Along the way, I was seeing an ENT for my sinuses, discovering I had a “naturally narrow throat” that might need to be treated with dilation using a balloon or a stainless steel apparatus. I had tonsillitis that kept me in bed for several days. I was bit by a kitten and had some weird kidney issue.

Then, September 30, I finally got the news that I had oddly been waiting for – we found something wrong. It is my esophagus. It is dysmotility, just further up the GI tract. A barium swallow test had revealed this problem. I have to go for ANOTHER tens, esophageal manometry, that is basically a endoscopy through your nose.  And they discover if the tail end of your esophagus is narrow and thus preventing food and beverage from moving through into the stomach at the normal rate. This can create reflux, but it is NOT GERD because the reflux comes from the food backed up in your esophagus, not your stomach.

There are some medication treatments, but I’m already taking some of these. They can use dilation to expand that portion of the esophagus and they can actually operate to slice it open laparoscopically.

Why does this happen? In some cases, it is a result of trauma to the esophagus (or trachea) but for most it is simply a seemingly genetic condition. Research over the past 10 years has supported this as related to autoimmune issues. But which one?

So I was right – dysmotility and autoimmune, just the esophagus rather than the stomach. Who on earth would have thought of that?

And then there’s the fact that both my trachea and esophagus are naturally narrow and both cause problems for me. I wonder if they can treat them at the same time under the same anesthesia?

Maybe the problem isn’t that I’m fat, but how medical professionals treat fat people. Maybe the problem isn’t that I have a MH diagnosis, but how the world perceives mental illness. Maybe the problem isn’t that I’m thinking ahead to plans that might be needed for surgeries requiring hospital admission during a pandemic, but that I’ve been put on hold for 50+ years.

I’m going to hope that AHN’s stellar standards in this level of care translate into prompt, effective relief for me.

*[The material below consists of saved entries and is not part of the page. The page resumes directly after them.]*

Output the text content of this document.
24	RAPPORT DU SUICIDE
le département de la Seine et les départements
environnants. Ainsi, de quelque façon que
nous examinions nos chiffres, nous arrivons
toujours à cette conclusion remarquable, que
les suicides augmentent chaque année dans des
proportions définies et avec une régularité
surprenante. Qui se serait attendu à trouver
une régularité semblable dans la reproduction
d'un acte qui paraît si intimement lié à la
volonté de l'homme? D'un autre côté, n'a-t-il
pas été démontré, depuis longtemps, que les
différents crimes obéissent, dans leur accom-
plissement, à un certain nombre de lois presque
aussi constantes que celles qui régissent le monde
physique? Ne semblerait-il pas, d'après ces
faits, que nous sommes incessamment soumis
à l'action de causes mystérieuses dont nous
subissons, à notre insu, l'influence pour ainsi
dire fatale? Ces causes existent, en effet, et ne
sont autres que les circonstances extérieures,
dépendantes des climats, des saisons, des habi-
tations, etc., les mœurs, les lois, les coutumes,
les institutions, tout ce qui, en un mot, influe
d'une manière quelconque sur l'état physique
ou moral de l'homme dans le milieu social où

For now, I’m trying to hold on to that moment, to affirm my ‘gut’ feelings about this, to have some hope I’m not going to ebb away. 

A few tips

  • Don’t congratulate people on weight loss. You have no idea why they’ve lost weight and it isn’t your business. If they are sick, you are congratulation them unintentionally on being sick. That’s gross.
  • Don’t offer solutions or suggestions or remedies unless you are asked.
  • Do say things like “I’m sorry you are going through this. Is there anything I can do?” or even “That fucking sucks.”
  • Ask if you can send a casserole or the equivalent.
  • Don’t offer up your own medical horror story unless asked.
  • Don’t ever ever compare people’s medical traumas. It isn’t a competition.
  • Don’t diagnose me – whether it is celiac or Lyme disease or GERD or lupus, you aren’t a doctor or your aren’t my doctor and if you were, I wouldn’t be chatting with you on Facebook.
  • Post a FB hug on my timeline and then contact me privately to discuss details.
  • Want to help? Laura is buying me an adult tricycle for my upcoming birthday so I can get some fresh air, carry my cat stuff to the colony, and not worry about balance. Also, it will be fun.

I have never run a marathon, but I’m assuming I’m around mile 13 and wondering how the fuck I will finish this thing. I hope one more test then a procedure scheduled. Do I want a balloonioplasty or the hardcore surgery? I don’t know. I do know if they tell me I must do the medication route for it to fail and trigger insurance authorization, I am going to scream.

There’s comes a moment when you realize that you have to wrest control of your healthcare from people who don’t actually care about you or see you as a number or a puzzle piece in an insurance braingame. I see that when I bluntly describe myself as a fat queer woman with mental illness to any medical provider and watch them sputter. It is throwing my diminishing weight around if you like.

Now, I need to move onto my next moment.